Vietnam's inflation rate accelerated to the highest level in 22 months, rising to 11.75 percent last month, compared with 11.09 percent the previous month, according to the General Statistics Office.
Considering that prices of strategic commodities are likely to rise, it will be difficult for Vietnam to reach its target of keeping inflation below 7 percent in 2011, Le Dang Doanh, an independent economist and former government adviser, told Thanh Nien Weekly in an interview.
To do so would require extraordinary effort, said Doanh. Vietnam should make macroeconomic stabilization and budget deficit reduction its top priority, he said.
Thanh Nien Weekly: What is the main reason for the recent inflation?
Le Dang Doanh: Consumer inflation has far exceeded GDP growth. GDP growth was estimated at 6.7-6.8 percent in 2010, while consumer price index (CPI) increased by 11.75 percent (last December).
The inflation is the result of our monetary and credit policy. Despite having been affected by the price growth of many items in the world market, such as oil, steel and cement, some other economies such as Singapore, Taiwan, and mainland China have had much lower inflation than that in our country. Some of them see inflation of only 3 percent; inflation in China was only about 5 percent (last year).
So to control the price growth, we have to adjust our financial and monetary policy, because prices rise only when the volume of money in circulation increases. If the volume of money in circulation does not change and the volume of goods increases, prices will be stable, or will even go down.
Administrative measures to stabilize prices will only be effective in the short term, and with limited results.
To cope with the current situation, our top priority should be stabilizing macroeconomic development and strengthening investment in strategic projects which will produce products and services that ensure the balance between supply and demand
Why do prices continue to rise even though we have already tightened monetary policy?
Some policies have not yet been tightened, as money continues to be pumped into the interbank market.
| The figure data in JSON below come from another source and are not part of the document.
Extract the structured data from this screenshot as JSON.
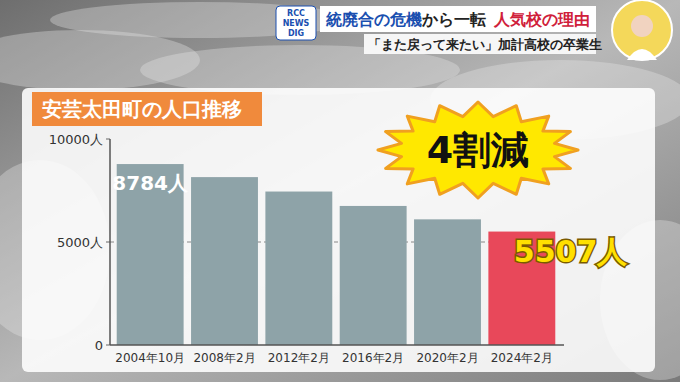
{
  "header": {
    "logo": "RCC NEWS DIG",
    "headline": [
      {
        "text": "統廃合の危機",
        "color": "#1a4fb0"
      },
      {
        "text": "から一転",
        "color": "#222222"
      },
      {
        "text": "人気校の理由",
        "color": "#d0203a"
      }
    ],
    "subheadline": "「また戻って来たい」加計高校の卒業生"
  },
  "chart_data": {
    "type": "bar",
    "title": "安芸太田町の人口推移",
    "categories": [
      "2004年10月",
      "2008年2月",
      "2012年2月",
      "2016年2月",
      "2020年2月",
      "2024年2月"
    ],
    "values": [
      8784,
      8150,
      7450,
      6750,
      6100,
      5507
    ],
    "value_labels": [
      "8784人",
      null,
      null,
      null,
      null,
      "5507人"
    ],
    "colors": [
      "#8ea3a8",
      "#8ea3a8",
      "#8ea3a8",
      "#8ea3a8",
      "#8ea3a8",
      "#e8485a"
    ],
    "ylim": [
      0,
      10000
    ],
    "yticks": [
      0,
      {
        "value": 5000,
        "label": "5000人"
      },
      {
        "value": 10000,
        "label": "10000人"
      }
    ],
    "grid": true,
    "annotations": [
      "4割減"
    ]
  }
}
In 2008, credit growth was estimated at 43 percent, but it was reported at nearly 53 percent after being reviewed.
In 2009, the credit growth was 35 percent. In 2010, the target was set at 25 percent, but the real growth was higher (27 percent).
The basket of commodities which are used in calculating the CPI does not include the property market. Real estate prices have sharply increased, so if real estate was calculated, our CPI would be much higher.
Poor people, who spend a greater portion of their income on food, will be hurt most by the higher prices.
How do the current high interest rates affect inflation?
The deposit interest rate should be the inflation rate plus 2.5 percent. So with our current inflation situation, the deposit interest rate will be 14.5 percent, and the lending interest rate will be 17 percent. The interest rates can only be cut when inflation slows down.
At a press briefing last Friday, Deputy Prime Minister Nguyen Sinh Hung said higher prices of oil in the world market have pushed up the prices of many other materials and products. In other countries, food and oil are not calculated in CPI. If these two commodities are excluded when calculating CPI, then Vietnam saw inflation of 7.5 percent in 2010.
In 2011, the government will make macroeconomic stabilization and inflation reduction its first priority, he said. To this end, the government will strengthen controls over state budget spending and restructuring businesses, especially those that are state-owned.
Considering the adjustment of electricity prices proposed by the ministries of finance, and industry and trade, what is the forecast for the CPI in 2011?
The government's plan is to stabilize the prices of electricity and gasoline as well as the currency exchange rate (between Vietnamese dong and the US dollar) by Tet. After the Tet holiday, prices of commodities may increase, and the exchange rate will be even wider than it is now.
At that time, consumer prices will fluctuate and higher prices of electricity and gasoline will push up prices of other commodities. Companies will continue to face challenges in 2011. 2010 has left a big macroeconomic imbalance on 2011.
So, how do you assess the feasibility of the government's target of keeping inflation below 7 percent in 2011?
With the plans to raise the prices of many commodities, it will be difficult for Vietnam to keep inflation below 7 percent in 2011. To do so will require extraordinary effort. We have to make macroeconomic stabilization and deficit reduction our top priorities. Reducing the deficit and wasteful spending will lead to lower investment costs.